Diberitakan sebelumnya, Komisi Pemberantasan Korupsi (KPK) menduga pegawai Direktorat Jenderal Bea dan Cukai Kementerian Keuangan menyediakan safe house berkaitan dengan kasus dugaan suap dan gratifikasi terkait importasi barang KW.
“Diduga para oknum dari Ditjen Bea Cukai ini menyiapkan safe house ya untuk menyimpan barang-barang seperti uang, kemudian tadi logam,” ujar Juru Bicara KPK Budi Prasetyo di Gedung Merah Putih KPK, Jakarta, Kamis (5/2) malam.
Budi menjelaskan rumah aman tersebut diduga sengaja disewa secara khusus. Oleh sebab itu, dia mengatakan KPK akan memastikan sosok pemilik dari rumah aman tersebut.
Pada kasus ini, KPK mengamankan sejumlah barang bukti terkait kasus impor di lingkungan DJBC. Barang bukti tersebut antara lain uang tunai dalam mata uang rupiah dan asing senilai miliaran rupiah. Selain itu, KPK juga menyita logam mulia atau emas seberat sekitar tiga kilogram dengan nilai sekitar Rp8,19 miliar.

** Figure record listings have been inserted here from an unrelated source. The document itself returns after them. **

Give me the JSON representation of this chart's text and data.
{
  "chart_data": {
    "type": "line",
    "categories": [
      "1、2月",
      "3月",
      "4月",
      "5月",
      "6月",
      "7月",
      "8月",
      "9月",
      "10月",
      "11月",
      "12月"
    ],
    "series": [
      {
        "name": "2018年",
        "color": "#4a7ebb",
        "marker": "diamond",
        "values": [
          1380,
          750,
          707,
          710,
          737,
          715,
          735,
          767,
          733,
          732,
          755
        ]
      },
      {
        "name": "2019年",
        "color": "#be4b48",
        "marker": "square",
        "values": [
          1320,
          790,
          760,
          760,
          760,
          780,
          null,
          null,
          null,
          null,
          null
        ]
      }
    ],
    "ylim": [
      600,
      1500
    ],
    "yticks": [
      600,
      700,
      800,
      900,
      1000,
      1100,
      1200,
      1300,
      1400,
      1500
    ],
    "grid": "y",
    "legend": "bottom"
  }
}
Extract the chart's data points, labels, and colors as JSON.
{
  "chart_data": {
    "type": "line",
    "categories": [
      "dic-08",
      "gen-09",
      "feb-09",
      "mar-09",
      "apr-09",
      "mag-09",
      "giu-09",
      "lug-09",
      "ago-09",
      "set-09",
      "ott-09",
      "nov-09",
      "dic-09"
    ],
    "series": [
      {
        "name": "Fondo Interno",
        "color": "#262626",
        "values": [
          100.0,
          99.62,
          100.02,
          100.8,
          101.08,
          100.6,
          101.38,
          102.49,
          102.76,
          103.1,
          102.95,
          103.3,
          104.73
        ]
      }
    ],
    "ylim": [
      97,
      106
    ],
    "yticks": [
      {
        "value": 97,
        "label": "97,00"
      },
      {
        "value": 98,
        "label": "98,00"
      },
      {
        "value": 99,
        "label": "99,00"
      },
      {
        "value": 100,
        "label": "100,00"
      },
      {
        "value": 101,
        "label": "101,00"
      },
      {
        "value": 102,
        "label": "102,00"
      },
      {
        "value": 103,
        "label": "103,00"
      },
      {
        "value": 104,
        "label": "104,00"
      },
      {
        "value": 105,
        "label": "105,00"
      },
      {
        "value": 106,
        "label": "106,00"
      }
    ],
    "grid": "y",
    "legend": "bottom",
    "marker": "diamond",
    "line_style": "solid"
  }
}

“Untuk barang bukti ada uang tunai, baik rupiah maupun mata uang asing senilai miliaran rupiah. Selain itu ada logam mulia, mungkin sekitar tiga kilogram,” Budi.
Dalam perkara ini, KPK juga mengamankan sejumlah pihak dari unsur swasta dan pejabat Bea Cukai. Salah satu pihak yang diamankan merupakan mantan Direktur Penyidikan dan Penindakan DJBC dalam OTT di Lampung.
“Yang bersangkutan pejabat eselon 2 di Bea Cukai sebenarnya, sudah mantan ya, mantan direktur penyidikan dan penindakan. Itu yang kemudian diamankan di wilayah Lampung,” kata Budi.
Modus dugaan korupsi berkaitan dengan kegiatan impor yang dilakukan pihak swasta. Dalam proses impor, KPK menduga terjadi pelanggaran atau manipulasi di bidang akurasi data.
Pihak swasta diduga menyampaikan data impor yang tidak sesuai ketentuan, seperti nilai barang, jenis barang, atau dokumen kepabeanan lainnya. Data yang tidak akurat ini diduga digunakan untuk mempengaruhi perhitungan kewajiban kepabeanan.
Dalam praktiknya, para pihak diduga berkoordinasi dengan oknum di lingkungan Bea Cukai, khususnya di kantor pusat, yang membantu meloloskan atau mengatur proses impor meski terdapat ketidaksesuaian data.
“Yang kemudian KPK menduga adanya dugaan tindak bidang akurasi yang dilakukan oleh para pihak,” ucap Budi.